Huawei darf WhatsApp, Facebook, Instagram nicht mehr installieren

Huawei darf WhatsApp, Facebook, Instagram nicht mehr installieren

Neuer Hammer für Huawei: Das Unternehmen darf auf seinen Smartphones nicht mehr Apps von Facebook nutzen.

Facebook teilt in dem Zusammenhang aber mit, dass Huawei-Geräte, die bereits ausgeliefert wurden und auf denen die Apps Facebook, WhatsApp und/oder Instagram installiert sind, weiterhin mit Updates versorgt werden.

Meiner Meinung nach hat Google nun gemerkt, dass Huawei mehr in der Hinterhand hat, als man eigentlich gedacht hat. Denn Facebook bietet Apps wie beispielsweise den Messenger Whatsapp auch auf seiner eigenen Website zum Download an, so dass eine Installation in kurzer Zeit vom Nutzer selbst durchgeführt werden kann. Das führende soziale Netzwerk Facebook untersagte Huawei, ihre Smartphones künftig mit einer vorinstallierten Facebook-App auszuliefern, wie die Nachrichtenagentur Reuters erfuhr.

Die Facebook-App ist eine der beliebtesten Apps auf Android-Smartphones.

Andere Dienste wie Twitter oder bookings.com werden ebenfalls auf Huawei Geräten vorinstalliert.

Huawei dürfte die Entscheidung von Facebook schmerzen, vor allem weil in Europa und Asien die Verkaufszahlen zuletzt sehr gut waren.

Konkurrent Google strebt dagegen offenbar eine Ausnahmegenehmigung für Geschäfte mit Huawei an, wie die Zeitung "Financial Times" berichtete.

Die USA hatten Mitte Mai den chinesischen Konzern auf eine schwarze Liste von Unternehmen gesetzt, deren Geschäftsbeziehungen zu US-Partnern strengen Kontrollen unterliegen.

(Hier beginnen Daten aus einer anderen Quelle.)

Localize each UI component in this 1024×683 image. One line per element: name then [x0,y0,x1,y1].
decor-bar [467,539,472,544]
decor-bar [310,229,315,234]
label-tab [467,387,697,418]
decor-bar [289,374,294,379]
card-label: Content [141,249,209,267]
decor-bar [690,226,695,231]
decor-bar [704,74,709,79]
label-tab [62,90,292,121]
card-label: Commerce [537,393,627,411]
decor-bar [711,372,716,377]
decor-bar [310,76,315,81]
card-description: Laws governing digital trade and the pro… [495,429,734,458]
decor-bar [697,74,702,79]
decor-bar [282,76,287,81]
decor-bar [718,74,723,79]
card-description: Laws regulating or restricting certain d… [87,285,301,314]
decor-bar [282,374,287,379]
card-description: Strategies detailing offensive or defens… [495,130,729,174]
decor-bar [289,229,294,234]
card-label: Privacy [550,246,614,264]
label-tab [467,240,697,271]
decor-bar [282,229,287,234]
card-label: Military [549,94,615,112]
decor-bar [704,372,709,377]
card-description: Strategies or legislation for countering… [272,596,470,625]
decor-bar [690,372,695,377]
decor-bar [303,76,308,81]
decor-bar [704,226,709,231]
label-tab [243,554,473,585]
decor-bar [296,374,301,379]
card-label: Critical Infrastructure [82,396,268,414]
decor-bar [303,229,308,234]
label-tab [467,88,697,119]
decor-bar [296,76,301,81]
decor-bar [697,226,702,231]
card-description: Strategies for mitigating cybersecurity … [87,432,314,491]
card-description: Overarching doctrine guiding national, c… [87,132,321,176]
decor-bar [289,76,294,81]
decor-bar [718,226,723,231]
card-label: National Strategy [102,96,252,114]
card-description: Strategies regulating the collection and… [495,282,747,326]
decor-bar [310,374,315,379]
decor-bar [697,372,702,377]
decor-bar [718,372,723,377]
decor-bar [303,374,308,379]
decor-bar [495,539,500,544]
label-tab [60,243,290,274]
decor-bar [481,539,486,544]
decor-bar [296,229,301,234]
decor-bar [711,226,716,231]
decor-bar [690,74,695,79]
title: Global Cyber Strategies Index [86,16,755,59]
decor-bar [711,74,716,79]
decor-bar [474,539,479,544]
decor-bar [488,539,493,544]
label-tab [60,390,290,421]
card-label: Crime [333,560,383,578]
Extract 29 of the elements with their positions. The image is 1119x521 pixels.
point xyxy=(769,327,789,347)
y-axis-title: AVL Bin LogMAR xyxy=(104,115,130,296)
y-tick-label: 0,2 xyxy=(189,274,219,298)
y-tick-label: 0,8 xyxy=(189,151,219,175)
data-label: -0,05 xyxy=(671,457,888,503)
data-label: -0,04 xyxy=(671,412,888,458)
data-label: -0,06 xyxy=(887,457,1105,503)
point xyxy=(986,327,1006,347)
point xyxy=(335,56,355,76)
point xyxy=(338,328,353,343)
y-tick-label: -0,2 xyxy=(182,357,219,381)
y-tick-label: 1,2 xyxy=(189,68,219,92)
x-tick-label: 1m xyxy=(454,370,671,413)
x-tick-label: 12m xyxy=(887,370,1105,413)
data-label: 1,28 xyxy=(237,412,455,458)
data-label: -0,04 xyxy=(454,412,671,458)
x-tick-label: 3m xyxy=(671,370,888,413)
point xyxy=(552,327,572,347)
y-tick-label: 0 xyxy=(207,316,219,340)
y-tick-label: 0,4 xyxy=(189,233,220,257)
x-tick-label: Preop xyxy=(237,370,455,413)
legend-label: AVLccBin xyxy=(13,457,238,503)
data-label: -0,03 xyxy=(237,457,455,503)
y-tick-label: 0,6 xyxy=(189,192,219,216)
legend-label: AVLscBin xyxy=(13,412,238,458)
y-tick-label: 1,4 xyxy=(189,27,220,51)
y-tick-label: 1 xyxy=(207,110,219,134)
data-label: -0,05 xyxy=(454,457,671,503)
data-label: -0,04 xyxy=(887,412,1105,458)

Google argumentiert, dass Huaweis eigenes, geplantes Betriebssystem HongMeng OS/Arc OS unsicher sein könnte und möchte daraufhin die Nutzer, trotz der Sanktionen, weiter mit dem eigenen Android versorgen.

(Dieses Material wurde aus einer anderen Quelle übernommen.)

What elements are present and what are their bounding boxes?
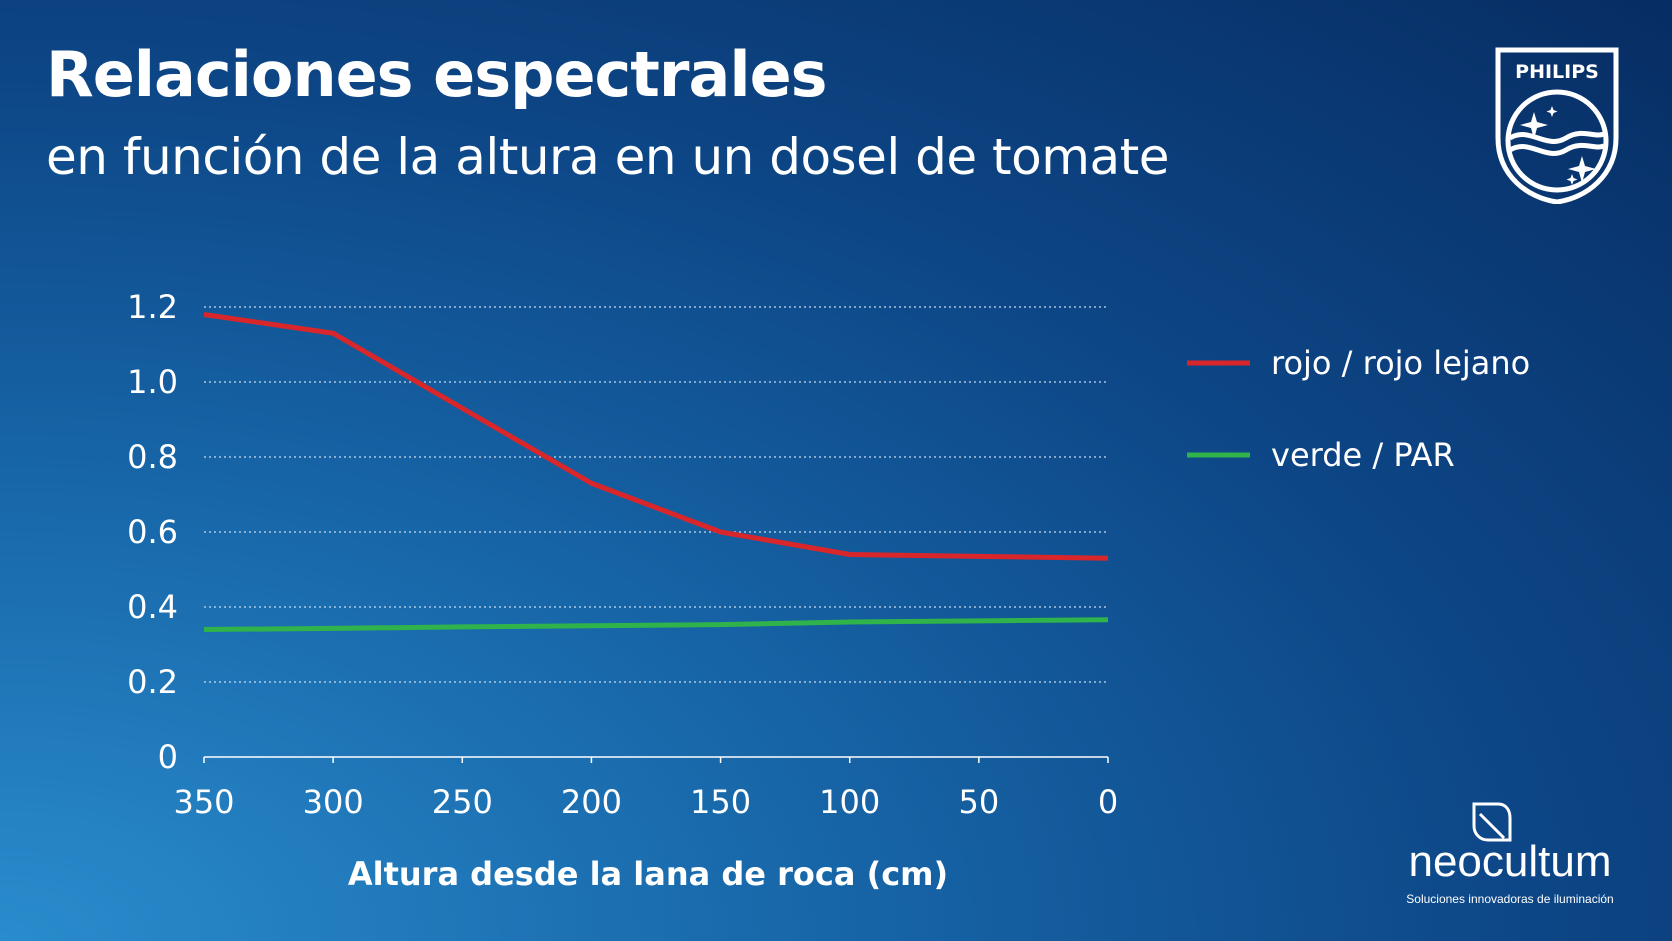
page-subtitle: en función de la altura en un dosel de t… xyxy=(46,128,1169,186)
y-axis-ticks: 1.2 1.0 0.8 0.6 0.4 0.2 0 xyxy=(127,288,178,776)
y-tick-label: 1.2 xyxy=(127,288,178,326)
x-tick-label: 0 xyxy=(1098,783,1118,821)
x-tick-label: 50 xyxy=(958,783,999,821)
star-icon xyxy=(1520,112,1548,139)
x-tick-label: 200 xyxy=(561,783,622,821)
neocultum-tagline: Soluciones innovadoras de iluminación xyxy=(1406,892,1613,906)
series-line-1 xyxy=(203,312,1109,561)
philips-wave-icon xyxy=(1508,130,1605,144)
legend-label: rojo / rojo lejano xyxy=(1271,344,1530,382)
series-lines xyxy=(203,312,1109,632)
star-icon xyxy=(1566,174,1578,185)
philips-shield-outline xyxy=(1495,47,1619,204)
philips-logo: PHILIPS xyxy=(1495,47,1619,204)
philips-globe xyxy=(1505,89,1609,193)
y-tick-label: 0.8 xyxy=(127,438,178,476)
leaf-icon xyxy=(1472,802,1512,842)
neocultum-wordmark: neocultum xyxy=(1408,837,1611,886)
legend-label: verde / PAR xyxy=(1271,436,1455,474)
x-axis-label: Altura desde la lana de roca (cm) xyxy=(348,855,948,893)
x-tick-label: 250 xyxy=(432,783,493,821)
x-axis-ticks: 350 300 250 200 150 100 50 0 xyxy=(173,757,1118,821)
y-tick-label: 0.6 xyxy=(127,513,178,551)
y-tick-label: 0.2 xyxy=(127,663,178,701)
philips-wave-icon xyxy=(1508,142,1605,156)
philips-logo-text: PHILIPS xyxy=(1515,61,1599,83)
y-tick-label: 1.0 xyxy=(127,363,178,401)
y-tick-label: 0.4 xyxy=(127,588,178,626)
legend: rojo / rojo lejano verde / PAR xyxy=(1187,344,1530,474)
x-tick-label: 350 xyxy=(173,783,234,821)
page-title: Relaciones espectrales xyxy=(46,38,828,111)
star-icon xyxy=(1568,156,1596,183)
x-tick-label: 300 xyxy=(303,783,364,821)
y-tick-label: 0 xyxy=(158,738,178,776)
x-tick-label: 150 xyxy=(690,783,751,821)
neocultum-logo: neocultum Soluciones innovadoras de ilum… xyxy=(1406,802,1614,906)
series-line-2 xyxy=(203,617,1109,632)
grid-lines xyxy=(204,306,1108,683)
star-icon xyxy=(1546,106,1558,117)
x-tick-label: 100 xyxy=(819,783,880,821)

Allerdings gilt auch für Google, dass Besitzer eines Huawei-Handys bis Mitte August in vollem Umfang auf Updates und Apps zugreifen können. Google habe sich daher für eine längere Lockerung der Regeln oder eine komplette Ausnahme von dem Verbot eingesetzt. Es gibt bei Huawei bereits entsprechende Pläne, mit Ark OS ein eigenes Smartphone-Betriebssystem auf den Markt zu bringen. Googles Hauptargument gegenüber den US-Behörden ist laut "Financial Times" die Sicherheit. Das neue chinesische Betriebssystem könnte mehr Software-Fehler aufweisen als das Android-System von Google und damit auch anfälliger für Hackerangriffe sein.